Na stronie internetowej dziennika independent.com.mt w poniedziałek ukazała się informacja, że były premier Polski udał się na Maltę by wziąć udział w intensywnym kursie języka angielskiego. Tego typu szkolenie jest finansowane przez Unię Europejską. Funduje ona każdemu nowemu wysokiemu rangą urzędnikowi naukę języka obcego w przypadku gdy obejmuje ona minimum pięć godzin dziennie w cenie 21 tys. EUR.

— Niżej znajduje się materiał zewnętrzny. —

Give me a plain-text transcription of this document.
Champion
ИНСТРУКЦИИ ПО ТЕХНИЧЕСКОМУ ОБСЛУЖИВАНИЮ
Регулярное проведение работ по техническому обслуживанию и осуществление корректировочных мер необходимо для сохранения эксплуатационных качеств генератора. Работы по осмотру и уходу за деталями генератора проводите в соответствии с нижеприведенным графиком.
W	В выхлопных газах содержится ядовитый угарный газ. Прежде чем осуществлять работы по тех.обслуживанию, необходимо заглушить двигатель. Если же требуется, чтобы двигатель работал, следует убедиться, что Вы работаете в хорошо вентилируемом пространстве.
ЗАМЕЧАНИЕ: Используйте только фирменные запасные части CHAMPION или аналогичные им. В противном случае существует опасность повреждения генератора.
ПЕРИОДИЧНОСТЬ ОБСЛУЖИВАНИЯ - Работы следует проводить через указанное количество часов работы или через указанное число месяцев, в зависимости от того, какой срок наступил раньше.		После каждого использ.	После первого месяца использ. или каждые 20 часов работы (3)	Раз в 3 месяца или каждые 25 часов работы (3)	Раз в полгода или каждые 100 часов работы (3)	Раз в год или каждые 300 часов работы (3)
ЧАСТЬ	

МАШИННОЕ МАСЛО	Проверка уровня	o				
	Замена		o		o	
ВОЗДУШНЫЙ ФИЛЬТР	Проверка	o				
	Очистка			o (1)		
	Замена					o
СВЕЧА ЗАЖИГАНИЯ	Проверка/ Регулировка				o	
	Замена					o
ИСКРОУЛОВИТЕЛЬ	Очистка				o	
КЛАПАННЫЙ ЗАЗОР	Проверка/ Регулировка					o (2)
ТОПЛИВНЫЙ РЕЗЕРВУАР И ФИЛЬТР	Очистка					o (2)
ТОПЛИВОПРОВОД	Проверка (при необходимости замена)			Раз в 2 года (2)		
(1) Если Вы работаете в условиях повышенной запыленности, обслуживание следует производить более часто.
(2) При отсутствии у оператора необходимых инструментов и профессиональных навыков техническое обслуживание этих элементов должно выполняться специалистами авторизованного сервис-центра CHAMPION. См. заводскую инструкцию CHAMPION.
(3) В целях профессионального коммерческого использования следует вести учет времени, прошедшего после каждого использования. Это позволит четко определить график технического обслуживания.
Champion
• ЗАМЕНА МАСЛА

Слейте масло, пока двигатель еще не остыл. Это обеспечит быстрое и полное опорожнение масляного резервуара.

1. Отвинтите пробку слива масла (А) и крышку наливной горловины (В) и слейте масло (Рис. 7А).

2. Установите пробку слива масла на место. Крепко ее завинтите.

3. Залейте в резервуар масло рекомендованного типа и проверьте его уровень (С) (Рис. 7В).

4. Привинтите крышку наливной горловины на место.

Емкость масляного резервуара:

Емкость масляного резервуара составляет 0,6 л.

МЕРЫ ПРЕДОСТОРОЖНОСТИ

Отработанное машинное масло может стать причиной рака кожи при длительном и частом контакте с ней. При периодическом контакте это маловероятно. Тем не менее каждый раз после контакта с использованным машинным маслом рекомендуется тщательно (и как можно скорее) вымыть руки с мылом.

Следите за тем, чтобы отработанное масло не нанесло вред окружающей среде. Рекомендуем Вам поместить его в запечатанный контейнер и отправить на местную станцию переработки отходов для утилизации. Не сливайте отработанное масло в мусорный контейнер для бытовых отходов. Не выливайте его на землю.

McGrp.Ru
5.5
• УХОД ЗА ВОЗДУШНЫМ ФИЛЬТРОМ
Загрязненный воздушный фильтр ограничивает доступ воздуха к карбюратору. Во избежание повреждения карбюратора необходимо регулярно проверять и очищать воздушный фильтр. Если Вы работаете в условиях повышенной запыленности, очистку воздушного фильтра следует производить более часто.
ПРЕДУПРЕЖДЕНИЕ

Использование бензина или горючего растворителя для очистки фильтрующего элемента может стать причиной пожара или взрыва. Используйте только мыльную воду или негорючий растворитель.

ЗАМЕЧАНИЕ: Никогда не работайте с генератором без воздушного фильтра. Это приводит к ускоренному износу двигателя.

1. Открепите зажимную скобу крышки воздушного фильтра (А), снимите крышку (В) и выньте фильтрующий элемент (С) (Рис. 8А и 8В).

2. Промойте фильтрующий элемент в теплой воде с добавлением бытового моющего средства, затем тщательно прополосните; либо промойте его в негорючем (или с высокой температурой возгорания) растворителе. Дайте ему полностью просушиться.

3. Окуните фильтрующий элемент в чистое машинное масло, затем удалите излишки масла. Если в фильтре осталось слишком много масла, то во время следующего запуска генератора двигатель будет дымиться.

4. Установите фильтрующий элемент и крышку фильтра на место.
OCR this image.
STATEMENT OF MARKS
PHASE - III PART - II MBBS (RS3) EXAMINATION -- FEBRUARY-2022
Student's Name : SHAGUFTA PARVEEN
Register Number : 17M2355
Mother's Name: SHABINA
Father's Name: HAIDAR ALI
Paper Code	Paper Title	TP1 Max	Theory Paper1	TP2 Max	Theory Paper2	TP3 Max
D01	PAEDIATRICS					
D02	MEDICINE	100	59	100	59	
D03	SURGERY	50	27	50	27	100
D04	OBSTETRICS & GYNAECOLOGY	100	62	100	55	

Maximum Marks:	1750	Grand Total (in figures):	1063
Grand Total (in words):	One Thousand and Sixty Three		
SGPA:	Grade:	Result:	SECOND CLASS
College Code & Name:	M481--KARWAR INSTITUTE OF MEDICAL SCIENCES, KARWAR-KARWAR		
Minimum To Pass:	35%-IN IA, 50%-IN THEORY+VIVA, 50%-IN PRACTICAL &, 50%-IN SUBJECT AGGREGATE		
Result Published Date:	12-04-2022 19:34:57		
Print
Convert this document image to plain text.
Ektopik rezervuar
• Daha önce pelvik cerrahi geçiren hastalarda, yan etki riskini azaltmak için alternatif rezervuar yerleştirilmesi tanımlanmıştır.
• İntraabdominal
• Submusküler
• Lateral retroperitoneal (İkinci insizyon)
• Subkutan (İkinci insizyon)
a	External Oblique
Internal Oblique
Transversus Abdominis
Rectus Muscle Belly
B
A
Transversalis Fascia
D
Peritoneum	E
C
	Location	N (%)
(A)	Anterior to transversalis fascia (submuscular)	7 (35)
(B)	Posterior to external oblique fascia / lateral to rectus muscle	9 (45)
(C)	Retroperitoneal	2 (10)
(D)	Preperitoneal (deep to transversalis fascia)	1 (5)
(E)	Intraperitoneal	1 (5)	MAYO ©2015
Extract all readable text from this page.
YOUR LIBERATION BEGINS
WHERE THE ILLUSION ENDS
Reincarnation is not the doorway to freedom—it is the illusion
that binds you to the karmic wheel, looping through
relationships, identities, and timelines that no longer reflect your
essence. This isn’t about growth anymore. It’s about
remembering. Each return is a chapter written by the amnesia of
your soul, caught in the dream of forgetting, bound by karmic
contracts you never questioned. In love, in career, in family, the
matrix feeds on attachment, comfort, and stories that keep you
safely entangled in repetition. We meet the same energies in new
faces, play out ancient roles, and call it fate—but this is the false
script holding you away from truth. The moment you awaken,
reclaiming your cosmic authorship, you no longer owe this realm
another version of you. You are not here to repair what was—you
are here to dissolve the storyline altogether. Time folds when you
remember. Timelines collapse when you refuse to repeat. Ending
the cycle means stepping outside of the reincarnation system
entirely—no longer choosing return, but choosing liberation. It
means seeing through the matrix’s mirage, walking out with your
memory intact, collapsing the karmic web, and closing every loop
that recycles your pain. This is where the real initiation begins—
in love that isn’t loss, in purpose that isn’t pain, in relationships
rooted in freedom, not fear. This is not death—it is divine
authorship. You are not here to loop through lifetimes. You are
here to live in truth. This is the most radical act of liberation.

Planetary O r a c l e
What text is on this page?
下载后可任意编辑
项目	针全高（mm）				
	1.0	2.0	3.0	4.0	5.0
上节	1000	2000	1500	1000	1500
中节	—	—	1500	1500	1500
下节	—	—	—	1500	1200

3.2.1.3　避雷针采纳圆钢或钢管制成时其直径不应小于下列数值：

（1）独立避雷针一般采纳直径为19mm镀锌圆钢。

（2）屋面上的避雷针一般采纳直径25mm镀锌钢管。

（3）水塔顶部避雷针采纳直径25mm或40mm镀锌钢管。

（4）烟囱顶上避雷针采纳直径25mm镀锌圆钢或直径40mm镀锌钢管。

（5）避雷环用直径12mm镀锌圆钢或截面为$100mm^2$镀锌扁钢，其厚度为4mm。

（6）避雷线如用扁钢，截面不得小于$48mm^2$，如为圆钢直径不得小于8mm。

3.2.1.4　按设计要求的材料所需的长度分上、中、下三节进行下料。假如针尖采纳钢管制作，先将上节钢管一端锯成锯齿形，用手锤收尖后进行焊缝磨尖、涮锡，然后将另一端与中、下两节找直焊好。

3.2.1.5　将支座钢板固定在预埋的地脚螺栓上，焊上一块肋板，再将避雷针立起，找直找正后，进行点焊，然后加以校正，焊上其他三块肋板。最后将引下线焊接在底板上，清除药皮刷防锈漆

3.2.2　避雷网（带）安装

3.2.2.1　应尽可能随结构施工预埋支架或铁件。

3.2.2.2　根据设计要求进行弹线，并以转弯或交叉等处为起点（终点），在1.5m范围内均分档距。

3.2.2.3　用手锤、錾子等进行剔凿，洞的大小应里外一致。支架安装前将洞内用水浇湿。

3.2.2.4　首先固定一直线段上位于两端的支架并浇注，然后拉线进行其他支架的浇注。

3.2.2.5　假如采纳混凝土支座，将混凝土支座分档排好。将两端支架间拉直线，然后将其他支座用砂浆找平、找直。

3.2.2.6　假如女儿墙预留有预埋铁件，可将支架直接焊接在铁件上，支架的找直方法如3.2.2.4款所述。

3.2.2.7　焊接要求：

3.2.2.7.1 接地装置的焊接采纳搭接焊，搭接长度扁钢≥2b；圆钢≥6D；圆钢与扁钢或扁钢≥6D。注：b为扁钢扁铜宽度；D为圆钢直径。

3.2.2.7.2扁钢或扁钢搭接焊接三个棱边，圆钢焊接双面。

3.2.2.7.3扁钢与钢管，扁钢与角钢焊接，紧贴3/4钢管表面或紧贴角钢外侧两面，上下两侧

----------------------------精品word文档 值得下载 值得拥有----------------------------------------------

Tusk jednak stanowczo zaprzeczył tym spekulacjom. W wiadomości zamieszczonej na Twitterze we wtorek napisał, że "Niestety nie jestem na Malcie. Do objęcia swojej nowej funkcji przygotowuje się w Warszawie. "Nie korzystam ze środków UE".
Jak napisano na stronach serwisu, wybór Tuska na prezydenta Unii Europejskiej (zastąpi Hermana Van Rompuya) jest m.in. ukłonem złożonym w stronę Europy Wschodniej, której, patrząc przez pryzmat Polski, systematycznie rosną wpływy w gronie 28 państw członkowskich.
Serwis podkreśla też, że Tusk był najdłużej urzędującym premierem w Polsce, a jego rządy dały naszemu krajowi "poczucie stabilności". Z sukcesem przeprowadził też Polskę przez okres kryzysu, który mocno odczuli mieszkańcy wielu innych regionów UE.